TAC was measured by the ABTS method and the FRAP method as described elsewhere [6,7] and the data were expressed as μmol Trolox equivalents per gram of fresh matter. TPH was determined using the Folin-Ciocalteu reagent as described elsewhere [6,7] and the data were expressed as μmol gallic acid equivalents per gram of fresh matter.TF was measured as described elsewhere by [6,7] and the data were expressed as μmol catechin equivalents per gram of fresh matter.

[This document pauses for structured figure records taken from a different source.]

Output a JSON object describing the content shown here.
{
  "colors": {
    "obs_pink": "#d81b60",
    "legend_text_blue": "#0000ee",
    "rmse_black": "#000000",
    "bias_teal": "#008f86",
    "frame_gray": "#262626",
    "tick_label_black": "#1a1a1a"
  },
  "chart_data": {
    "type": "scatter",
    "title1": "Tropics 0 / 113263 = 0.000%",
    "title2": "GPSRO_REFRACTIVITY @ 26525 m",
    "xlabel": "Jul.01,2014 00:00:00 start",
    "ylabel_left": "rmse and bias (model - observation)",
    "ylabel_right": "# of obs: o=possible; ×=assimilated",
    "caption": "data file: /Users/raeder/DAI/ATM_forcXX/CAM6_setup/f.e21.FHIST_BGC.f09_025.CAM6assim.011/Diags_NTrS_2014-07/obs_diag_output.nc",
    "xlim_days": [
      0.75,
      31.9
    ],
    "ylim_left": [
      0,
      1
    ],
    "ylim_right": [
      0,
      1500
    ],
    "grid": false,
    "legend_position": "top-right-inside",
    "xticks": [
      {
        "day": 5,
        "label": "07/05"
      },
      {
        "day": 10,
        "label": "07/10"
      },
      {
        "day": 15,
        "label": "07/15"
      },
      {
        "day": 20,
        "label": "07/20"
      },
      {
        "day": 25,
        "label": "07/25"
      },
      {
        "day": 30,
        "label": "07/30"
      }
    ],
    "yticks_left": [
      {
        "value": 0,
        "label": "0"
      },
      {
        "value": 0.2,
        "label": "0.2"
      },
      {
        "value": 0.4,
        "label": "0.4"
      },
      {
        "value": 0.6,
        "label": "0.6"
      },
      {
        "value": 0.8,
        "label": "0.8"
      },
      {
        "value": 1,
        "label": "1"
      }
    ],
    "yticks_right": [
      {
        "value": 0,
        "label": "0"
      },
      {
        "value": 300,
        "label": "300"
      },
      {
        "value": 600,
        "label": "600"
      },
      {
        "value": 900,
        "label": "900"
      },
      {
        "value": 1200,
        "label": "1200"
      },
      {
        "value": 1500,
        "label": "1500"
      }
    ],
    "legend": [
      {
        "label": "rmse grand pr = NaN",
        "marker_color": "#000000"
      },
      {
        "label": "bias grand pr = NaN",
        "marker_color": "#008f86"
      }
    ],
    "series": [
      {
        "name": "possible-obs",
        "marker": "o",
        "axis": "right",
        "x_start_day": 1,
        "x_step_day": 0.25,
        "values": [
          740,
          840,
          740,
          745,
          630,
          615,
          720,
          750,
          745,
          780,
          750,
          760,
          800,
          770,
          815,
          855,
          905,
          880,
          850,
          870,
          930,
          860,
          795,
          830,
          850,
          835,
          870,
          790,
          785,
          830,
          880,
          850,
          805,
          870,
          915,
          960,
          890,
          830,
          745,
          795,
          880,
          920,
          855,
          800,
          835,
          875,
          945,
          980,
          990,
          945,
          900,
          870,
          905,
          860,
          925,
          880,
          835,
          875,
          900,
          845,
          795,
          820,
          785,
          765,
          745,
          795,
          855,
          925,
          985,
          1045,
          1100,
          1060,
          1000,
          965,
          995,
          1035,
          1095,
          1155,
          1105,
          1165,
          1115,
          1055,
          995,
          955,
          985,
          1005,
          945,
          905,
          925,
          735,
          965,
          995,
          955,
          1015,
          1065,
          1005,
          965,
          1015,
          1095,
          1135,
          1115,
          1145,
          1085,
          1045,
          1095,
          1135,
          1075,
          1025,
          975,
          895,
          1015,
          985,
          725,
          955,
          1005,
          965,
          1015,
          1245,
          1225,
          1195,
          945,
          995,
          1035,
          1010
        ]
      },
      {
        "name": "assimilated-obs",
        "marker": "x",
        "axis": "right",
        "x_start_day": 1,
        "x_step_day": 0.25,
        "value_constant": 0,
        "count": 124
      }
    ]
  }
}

High performance liquid chromatography

The extracts were refluxed in 1.5 M HCl in methanol for 2 h at 90°C after the addition of baicalein as an internal standard. The phenolic compounds were separated using an Agilent liquid chromatographic system (Palo Alto, CA, USA) series 1000, equipped with a quaternary Pump with Degasser (G1354A), an auto-injector, a column oven and a diode-array detector (DAD). The column was a 3.5 times 150 mm Kromasil C18 reversed-phase type and protected by a 10 mm pre-column (Eka Chemicals, Separation Products, Bohus, Sweden). The flow rate was 0.8 ml/min and the injection volume was 20 μl. The mobile phase was a binary solvent system consisting of (A) 1% acetic acid/water and (B) methanol and the gradient used was 40% B at 0 min 65% B after, 5 min, 90% B after 10 min and 40% B after 15 min until 17 min. The UV absorbance of the elute was recorded using a multiple diode array detector (190-550nm). Retention times and absorbance spectrum profiles were compared with standards. Pure standards were also added to the samples as a control and peak splitting was used as an indication of a potential misinterpretation[7].

HPLC-MS

HPLC–MS analysis was carried out on a Crhom RP C18 (3.5 μm, 2.0 mm × 250 mm) column mounted on a Modelo 1090 Serie II Waters Separation Module. A binary solvent gradient Solvent A: H2O, Solvent B: methanol and 1% formic acid in water. Flow rate: 0.10 mL min-1. Initial conditions were 80 A/20B (0 to 32 min), to 100% B (32 to 41 min.) with a return to initial set-up conditions by 42min. A 10-mL injection of each sample collected was analyzed, the temperature of the column held steady at 25 °C. The HPLC was equipped with a diode array UV/Visible light detector monitoring A210 and A500 with continuous scanning of each peak from 190 to 600 nm. The phenolic compounds were separated by isocratic elution using A/B from= 20/80 (v/v) in 21 min. The compound was detected with a Waters Quattro micro API mass spectrometer operated in positive mode, using MRM (ES+ 125.0 > 109.0).

Statistical analysis

The results were expressed as mean values (SD) of six measurements made over three days for TAC, FRAP, TPH and TF. The significance of differences between groups was assessed by the paired t-test and the Wilcoxon’s signed ranks test (SPSS, version 11.0).

Results

The total antioxidant capacity TAC values of the oca measured in the water-soluble and water-insoluble fractions are summarised in Table 1. Higher TAC values were observed in oca in both fractions and the same tendency was observed regarding the content of TPH and TF (Table 1).The TAC values ranged from 4 to 7 in oca expressed as μmol of Trolox equivalents/g fw by the FRAP method. By the ABTS method, TAC was 1.8-5.5 in oca μmol /g fw. Thecontent of TPH ranged from2.8 to 6.4 in oca expressed as μmol gallic acid equivalents/g fw and the TF values were 0.4-1.9 of catechin equivalents/g fw. The TAC values differed significantly among samples and extracts. Prior to analysis by HPLC the samples were subjected to acid hydrolysis, and in both the water-soluble and water-insoluble extracts this led to an up to 3.5-fold in oca increases (p<0.001, paired-t test) in the TAC values in comparison with the values of the non-hydrolyzed samples (Table 1).